New Zealand's Morrison, the parent company of Infratil, has quietly become a pivotal player in one of the most ambitious artificial intelligence infrastructure projects in the world: OpenAI's Project Stargate. The investment firm has made a US$1 billion investment in FiberLight, a Texas-based underground fiber cable company, which now plays a crucial role in supporting Stargate's massive data infrastructure needs.


According to Robert Huang, Morrison's executive director, FiberLight provides the backbone network that powers the Stargate initiative. With 32,000 kilometers of underground cabling in Virginia and Texas—key regions for data center clusters—FiberLight's infrastructure is essential for building the compute power needed to train AI models like ChatGPT, which require enormous computational resources.


“If you were to replace that network, conduit by conduit, strand by strand, it would probably cost you about US$3 billion today,” Huang noted during an interview with Markets with Madison in New York. “We’re really excited to be a part of all of that.”


Project Stargate, a US$500 billion initiative launched this year by OpenAI, SoftBank, Oracle, and MGX, aims to build the critical infrastructure required to support the next generation of AI models. The first phase of the project is already underway in Abilene, Texas, a region that has become a hub for AI and data center development.

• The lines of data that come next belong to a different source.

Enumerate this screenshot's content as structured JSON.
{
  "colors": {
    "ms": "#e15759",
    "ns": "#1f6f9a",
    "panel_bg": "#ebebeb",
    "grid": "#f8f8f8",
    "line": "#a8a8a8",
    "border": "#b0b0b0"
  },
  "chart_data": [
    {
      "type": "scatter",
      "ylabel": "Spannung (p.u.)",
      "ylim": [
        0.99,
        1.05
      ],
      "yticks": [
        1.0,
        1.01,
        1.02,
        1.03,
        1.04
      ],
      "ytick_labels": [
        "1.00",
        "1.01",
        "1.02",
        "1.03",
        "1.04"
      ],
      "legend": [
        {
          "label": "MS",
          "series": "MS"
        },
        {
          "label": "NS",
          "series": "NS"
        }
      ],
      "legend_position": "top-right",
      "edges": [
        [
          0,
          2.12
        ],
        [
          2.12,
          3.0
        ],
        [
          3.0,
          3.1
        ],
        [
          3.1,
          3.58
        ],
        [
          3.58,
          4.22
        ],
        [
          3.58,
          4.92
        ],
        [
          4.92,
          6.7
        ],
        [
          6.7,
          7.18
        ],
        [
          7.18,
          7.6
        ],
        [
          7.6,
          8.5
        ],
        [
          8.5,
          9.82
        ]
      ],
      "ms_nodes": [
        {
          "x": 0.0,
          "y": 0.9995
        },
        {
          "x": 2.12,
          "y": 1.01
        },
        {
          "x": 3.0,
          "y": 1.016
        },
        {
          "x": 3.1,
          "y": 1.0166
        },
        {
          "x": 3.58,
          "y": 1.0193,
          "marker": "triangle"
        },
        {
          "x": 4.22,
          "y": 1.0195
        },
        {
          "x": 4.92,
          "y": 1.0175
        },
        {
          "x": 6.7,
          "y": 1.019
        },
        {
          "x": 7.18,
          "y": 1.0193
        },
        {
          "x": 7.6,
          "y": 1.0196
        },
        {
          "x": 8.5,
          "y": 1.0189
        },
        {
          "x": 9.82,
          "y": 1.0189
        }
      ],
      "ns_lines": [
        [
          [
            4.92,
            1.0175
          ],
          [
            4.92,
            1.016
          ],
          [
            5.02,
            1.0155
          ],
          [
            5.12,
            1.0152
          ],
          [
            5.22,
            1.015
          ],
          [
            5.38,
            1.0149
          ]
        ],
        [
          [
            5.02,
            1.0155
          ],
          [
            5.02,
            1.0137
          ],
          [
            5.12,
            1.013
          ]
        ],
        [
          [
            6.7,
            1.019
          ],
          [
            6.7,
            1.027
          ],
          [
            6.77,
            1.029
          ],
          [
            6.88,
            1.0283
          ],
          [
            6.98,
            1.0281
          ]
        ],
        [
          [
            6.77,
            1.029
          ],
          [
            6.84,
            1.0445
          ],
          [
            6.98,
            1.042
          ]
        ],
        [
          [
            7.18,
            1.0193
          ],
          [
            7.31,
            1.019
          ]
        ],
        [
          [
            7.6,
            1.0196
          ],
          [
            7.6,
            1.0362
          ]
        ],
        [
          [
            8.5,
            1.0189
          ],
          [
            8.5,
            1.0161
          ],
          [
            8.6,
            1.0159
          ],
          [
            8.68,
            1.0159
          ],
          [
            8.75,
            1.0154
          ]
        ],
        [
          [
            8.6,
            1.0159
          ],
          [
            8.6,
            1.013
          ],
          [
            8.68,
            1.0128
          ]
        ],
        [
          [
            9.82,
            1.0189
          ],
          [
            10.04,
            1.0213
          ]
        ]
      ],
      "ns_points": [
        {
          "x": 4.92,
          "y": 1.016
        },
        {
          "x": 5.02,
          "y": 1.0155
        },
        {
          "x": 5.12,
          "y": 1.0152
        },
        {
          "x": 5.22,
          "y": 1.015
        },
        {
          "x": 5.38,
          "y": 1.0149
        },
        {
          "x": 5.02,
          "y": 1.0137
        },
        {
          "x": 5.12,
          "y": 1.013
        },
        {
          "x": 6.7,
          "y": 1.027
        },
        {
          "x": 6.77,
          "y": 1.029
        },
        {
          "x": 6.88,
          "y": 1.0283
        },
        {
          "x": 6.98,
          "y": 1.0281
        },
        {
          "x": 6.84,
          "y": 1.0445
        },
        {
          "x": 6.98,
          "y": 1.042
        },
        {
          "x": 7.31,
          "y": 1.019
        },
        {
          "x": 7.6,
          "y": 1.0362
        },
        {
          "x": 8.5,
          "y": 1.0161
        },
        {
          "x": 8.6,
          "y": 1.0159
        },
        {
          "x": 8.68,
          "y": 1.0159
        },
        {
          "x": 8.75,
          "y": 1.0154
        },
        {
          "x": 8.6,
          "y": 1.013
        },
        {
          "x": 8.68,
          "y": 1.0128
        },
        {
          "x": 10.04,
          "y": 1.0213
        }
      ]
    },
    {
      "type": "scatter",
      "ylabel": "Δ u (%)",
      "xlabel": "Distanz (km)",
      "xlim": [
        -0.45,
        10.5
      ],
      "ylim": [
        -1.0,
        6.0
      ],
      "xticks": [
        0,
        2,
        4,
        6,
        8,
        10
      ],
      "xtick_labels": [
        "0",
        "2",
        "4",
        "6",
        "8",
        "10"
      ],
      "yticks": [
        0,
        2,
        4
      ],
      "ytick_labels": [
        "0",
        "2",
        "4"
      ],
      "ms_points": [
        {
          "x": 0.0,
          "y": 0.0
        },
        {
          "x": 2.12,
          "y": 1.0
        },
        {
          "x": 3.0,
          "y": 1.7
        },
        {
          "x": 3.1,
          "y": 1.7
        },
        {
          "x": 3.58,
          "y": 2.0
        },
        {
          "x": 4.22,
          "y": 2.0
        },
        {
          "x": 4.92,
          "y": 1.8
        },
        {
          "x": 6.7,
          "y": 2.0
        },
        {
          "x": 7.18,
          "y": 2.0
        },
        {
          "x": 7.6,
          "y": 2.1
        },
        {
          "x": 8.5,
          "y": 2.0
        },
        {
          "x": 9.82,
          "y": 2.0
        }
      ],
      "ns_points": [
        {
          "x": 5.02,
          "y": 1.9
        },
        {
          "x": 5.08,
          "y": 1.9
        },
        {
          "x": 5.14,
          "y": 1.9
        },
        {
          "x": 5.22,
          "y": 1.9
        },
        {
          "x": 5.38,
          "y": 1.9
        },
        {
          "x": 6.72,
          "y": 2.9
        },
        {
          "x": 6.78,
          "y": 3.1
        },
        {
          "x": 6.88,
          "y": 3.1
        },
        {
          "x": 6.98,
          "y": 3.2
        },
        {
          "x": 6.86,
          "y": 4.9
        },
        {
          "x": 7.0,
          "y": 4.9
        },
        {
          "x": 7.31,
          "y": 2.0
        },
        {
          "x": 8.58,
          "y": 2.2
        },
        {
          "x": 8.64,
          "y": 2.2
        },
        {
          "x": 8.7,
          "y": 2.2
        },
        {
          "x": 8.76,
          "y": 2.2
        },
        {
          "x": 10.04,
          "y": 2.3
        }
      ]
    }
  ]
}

Meanwhile, Meta CEO Mark Zuckerberg has announced his company's own plans to invest hundreds of millions of dollars in AI infrastructure, highlighting the growing competition in the AI space. OpenAI, Anthropic, and Google are currently leading the charge, and the race for AI dominance is intensifying.


Huang expressed optimism about the future of AI infrastructure investment, stating, “My hope is that the trend will continue for at least five years.” Morrison’s growing presence in the AI infrastructure space suggests that the firm sees long-term value in supporting the backbone of AI development.


As the global demand for AI compute power continues to rise, firms like Morrison are positioning themselves at the forefront of this technological revolution. Whether this marks a strategic move or a late entry into the AI infrastructure space remains to be seen, but one thing is clear: the future of AI is being shaped by the networks and infrastructure that power it.